When last we sailed, dear reader, I said, "Will somebody hide the damn rum?" Bad idea. In point of fact, rum should be mandatory for every man, woman, and child misguidedly attempting to make sense of the frantic Pirates of the Caribbean: At World's End. Okay, perhaps that's a tad extreme. But since the only two people who seem to be having any fun any more in this manic franchise are Johnny Depp—as flouncy, besotted pirate Captain Jack Sparrow—and Keith Richards—as his near-embalmed pop—maybe straight isn't the best way to appreciate the latest Jerry Bruckheimer maelstrom.
"The Maelstrom" is this installment's biggest setpiece, as exhausting as it is impressive, At Picture's End (sorry, folks, "Franchise's End" is too much to hope for). The stormy showdown of the scrappy pirates versus the fleet of the evil East India Trading Company marks the end of nearly three hours (or seven and a half hours, in entirety) of melodrama, mechanical action, inventive comedy from Depp, and shameless stupid pet tricks from a monkey. Through it all, Gore Verbinski has shown a certain visual flair but within the Bruckheimer style sheet--if Verbinski and Michael Bay are the next Spielbergs and Lucases (and they are), we're in a lot of trouble.
The plot, for those daring enough to consider it, involves every major character's overlapping selfish motives as the pirate's Brethren Court meets to determine what to do about the East India Company. Chow Yun-Fat shows up as one of the nine pirate lords, though his character proves mostly pointless, and Tom Hollander returns as Lord Beckett, East India's nasty prime mover. Screenwriters Ted Elliott and Terry Rossio seem to want to say something about hard-working, fierce independence ("by the sweat of our brows and the strength of our backs," sums up Geoffrey Rush's Captain Barbossa) over corrupt corporations.
But the Disney banner is hardly a Jolly Roger, and the pirates make their living by straight-up thieving. And then there's this film's opening scene, in which pirate-sympathetic working-class folk are being hung by East India, as a crier announces recently suspended rights—right to assembly, right to habeus corpus, right to legal counsel, right to verdict by peers—before warning that piracy or association with pirates is punishable by death. The ill-advised but clearly pointed parallel to modern politics hopelessly muddies the waters by suggesting the anarchic pirate "terrorists" don't just have more fun, but are crying-on-the-inside heroes by comparison to the heartless, evil Man. Elliott and Rossio have drifted fatally from the relatively clear amiable naughtiness, humorous anti-heroism, and jocular villainy of the first Pirates film.
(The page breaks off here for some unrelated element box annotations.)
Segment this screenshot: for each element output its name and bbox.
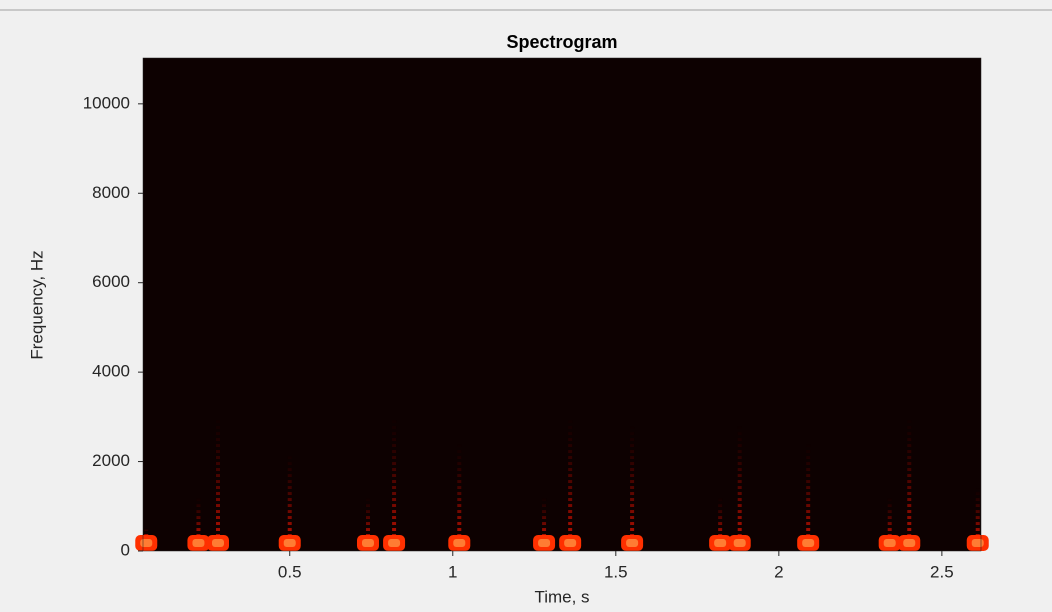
y-tick-label: 4000 [92,362,130,381]
plot-background [143,58,981,551]
harmonic-streak [542,497,547,535]
x-tick-label: 0.5 [278,562,302,581]
y-axis-label: Frequency, Hz [27,250,46,359]
harmonic-streak [630,425,635,535]
x-tick-label: 2 [774,562,783,581]
x-tick-label: 2.5 [930,562,954,581]
energy-core [388,539,401,547]
harmonic-streak [365,497,370,535]
harmonic-streak [215,416,220,535]
energy-core [361,539,374,547]
y-tick-label: 2000 [92,451,130,470]
x-axis-label: Time, s [534,587,589,606]
y-tick-label: 8000 [92,183,130,202]
plot-area [135,57,989,552]
energy-core [453,539,466,547]
harmonic-streak [975,488,980,535]
energy-core [903,539,916,547]
harmonic-streak [457,443,462,535]
y-tick-label: 0 [121,540,130,559]
energy-core [883,539,896,547]
y-tick-label: 10000 [83,93,130,112]
energy-core [538,539,551,547]
x-tick-label: 1 [448,562,457,581]
energy-core [714,539,727,547]
energy-core [211,539,224,547]
harmonic-streak [737,425,742,535]
energy-core [626,539,639,547]
harmonic-streak [907,416,912,535]
harmonic-streak [196,497,201,535]
energy-core [564,539,577,547]
harmonic-streak [144,528,149,535]
energy-core [140,539,153,547]
chart-title: Spectrogram [506,32,617,52]
harmonic-streak [568,416,573,535]
plot-clip-border [142,57,982,552]
energy-core [971,539,984,547]
harmonic-streak [806,443,811,535]
x-tick-label: 1.5 [604,562,628,581]
harmonic-streak [287,452,292,535]
harmonic-streak [887,497,892,535]
energy-core [192,539,205,547]
energy-core [802,539,815,547]
y-tick-label: 6000 [92,272,130,291]
energy-core [283,539,296,547]
energy-core [733,539,746,547]
harmonic-streak [392,416,397,535]
harmonic-streak [718,497,723,535]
Kids won't have any more luck just trying to understand the lumbering plot, which is needlessly complicated for a pirate picture. The picture's hollowness is apparent from the first mirthless, thrillless battle scene, which resembles nothing so much as one of those amusement-park stunt shows. Perhaps the best emblem of the franchise is Bill Nighy's Davy Jones wiping away a digital tear. Three plus-sized movies and it's still impossible to care about anything happening to any of these characters. In another unintentionally funny visual motif, the stiff-upper-lip Brit soldiers no longer bat an eyelash at strange fish-men all around them (frankly, the special effects have always been the supernatural rub of what could have been a simpler resurgence of swashbuckling adventure).
The film is only bearable when it's vaudevillian, which means that kids will latch onto Depp like floating driftwood salvation. With renewed energy, Depp nearly single-handedly saves the whole mess with whimsy that he's clearly helping to guide. As Sparrow's comic rival, Geoffrey Rush makes a good foil, but the wan, model-like ingenue-ity of Keira Knightley and Orlando Bloom again proves little help. (If you make it to the end, hang on a while longer for the post-credits scene that ties a bow on this (gulp) initial trilogy.)
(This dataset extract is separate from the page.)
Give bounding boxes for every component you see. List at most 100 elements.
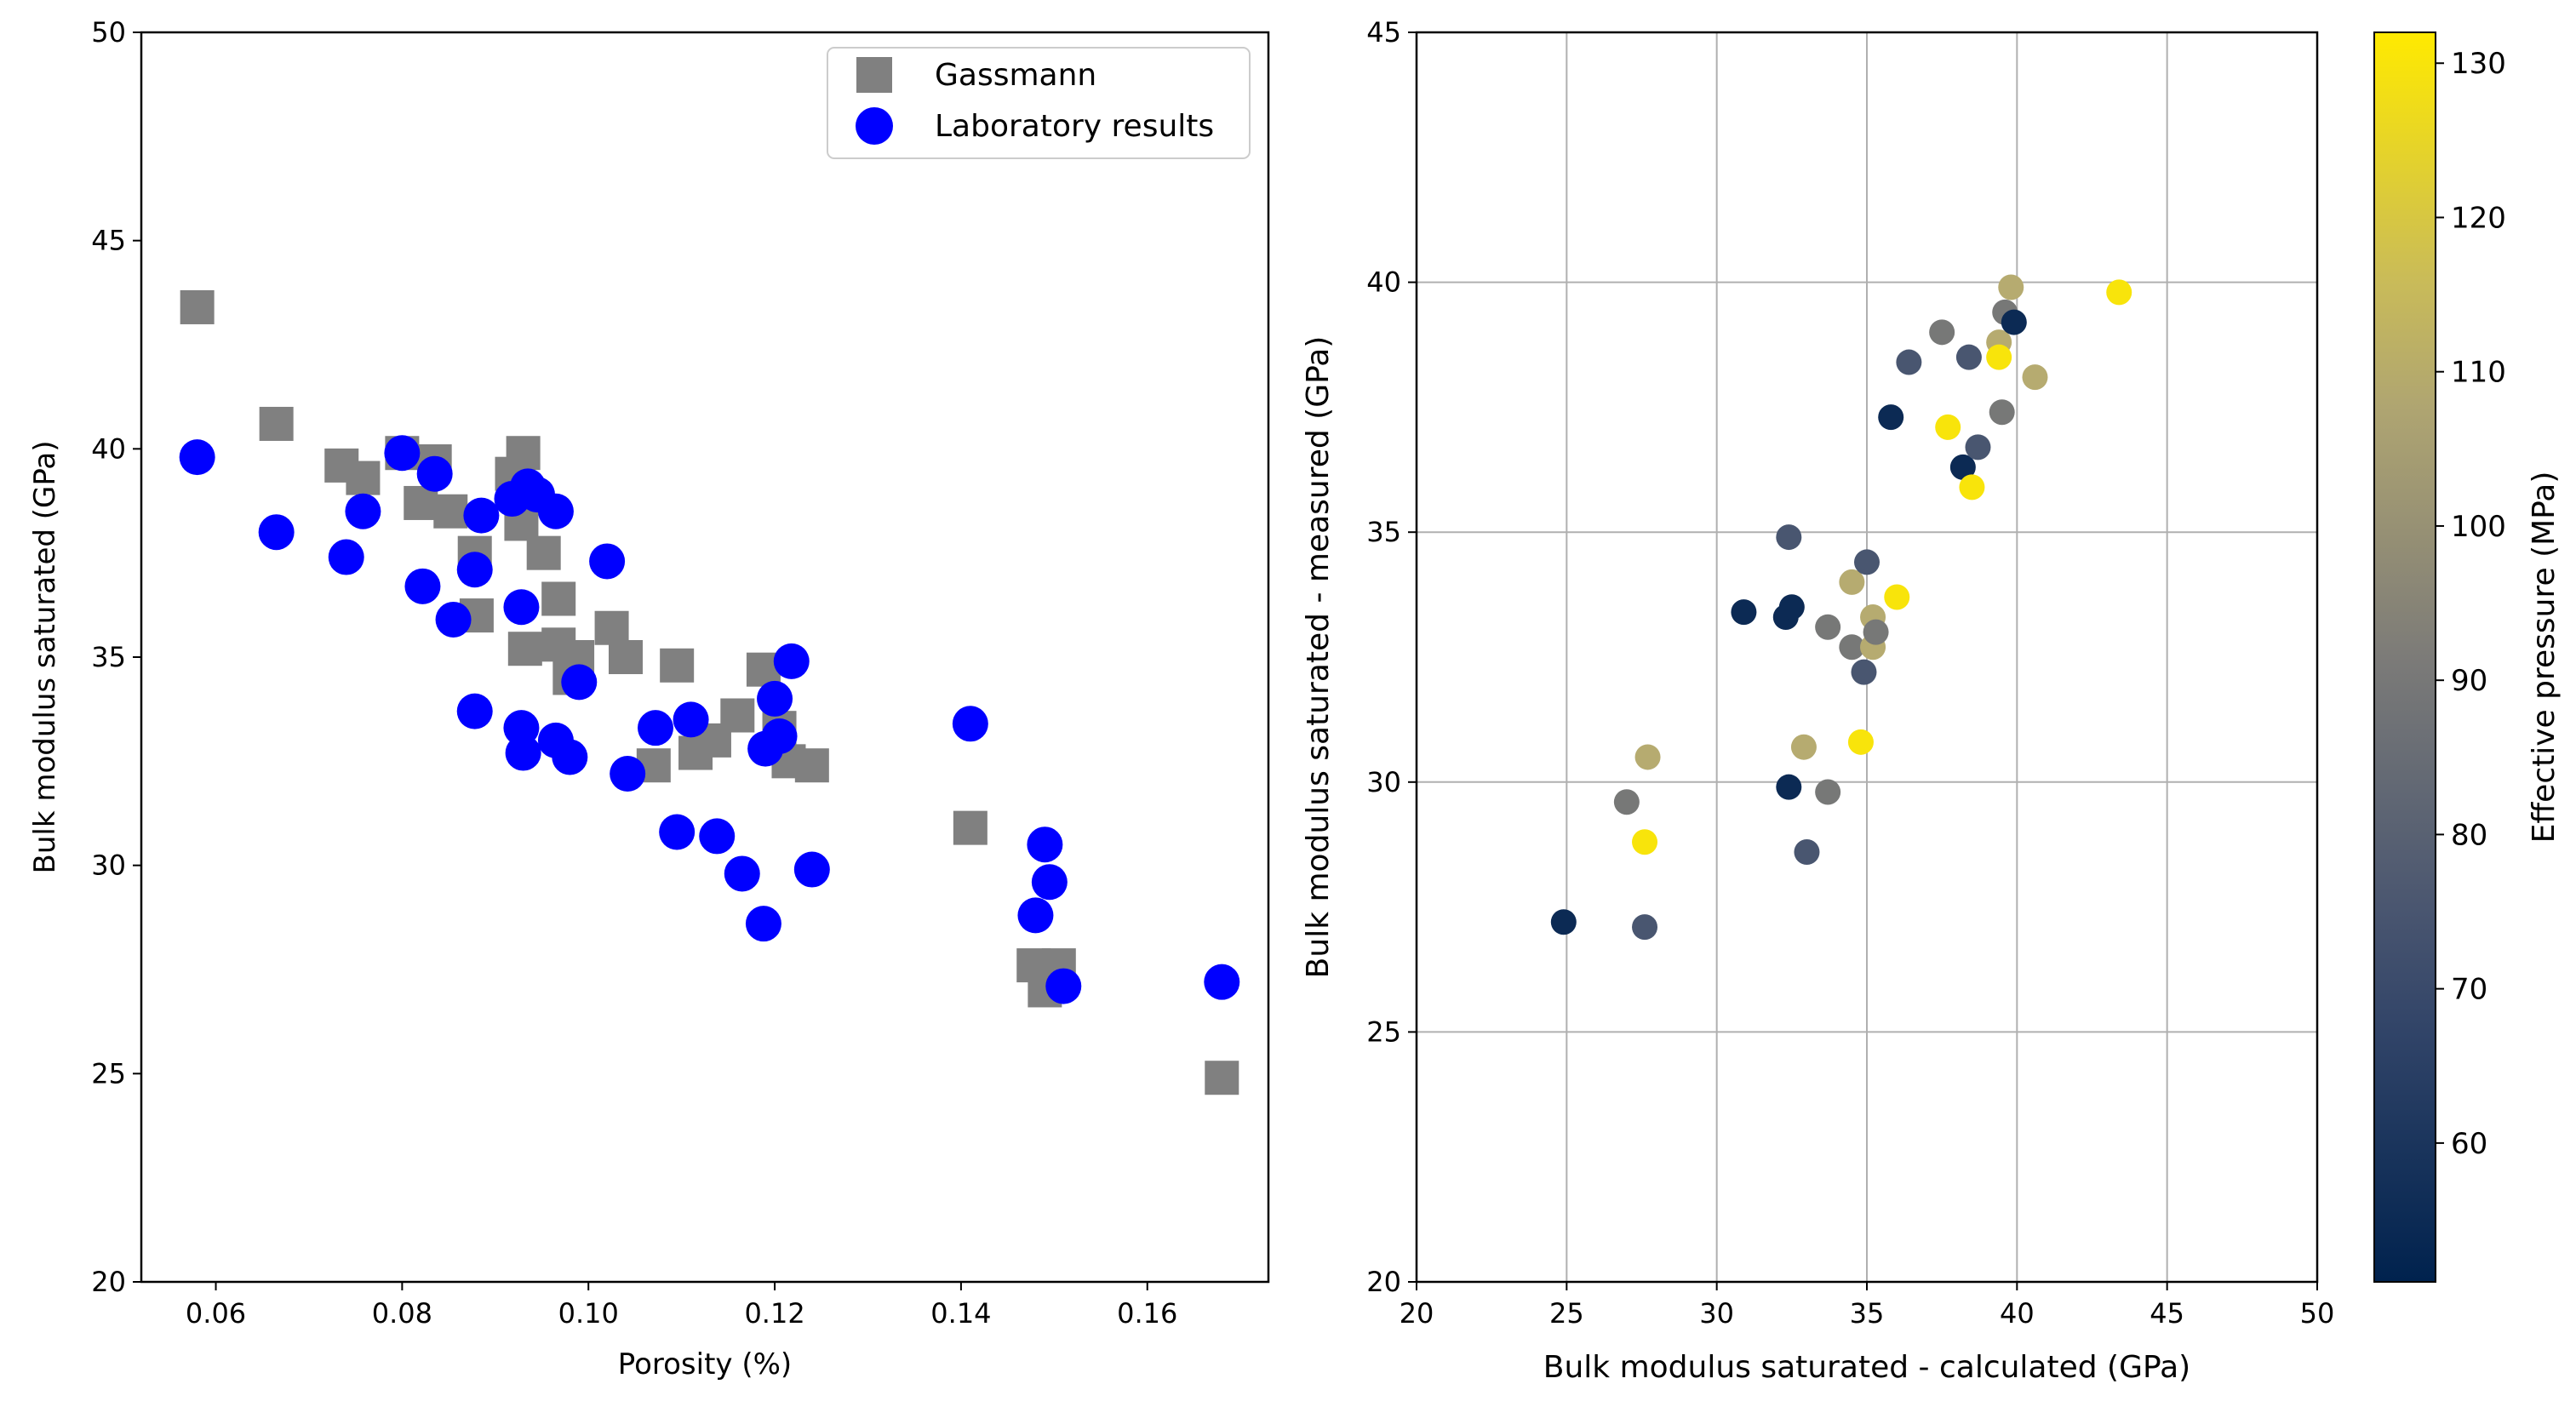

Watching Pirates of the Caribbean: At World's End, my thoughts couldn't help but stray to a movie that was unfortunately well ahead of its time. Considered a runaway production at the time (with a budget north of $40 million in 1989, compared to At World's End's $300 million plus), Terry Gilliam's The Adventures of Baron Munchausen is the movie Depp wishes he'd been making for the past four years: grand, outsized adventure with a great sense of humor but (wait for it...) good taste. With good pacing, spectacle with perspective, and a clear moral, it's the sort of movie kids should be watching right now instead of this compromising, heavily marketed Disney product. Parents, you have your marching orders...to the video store and not off the cineplex plank.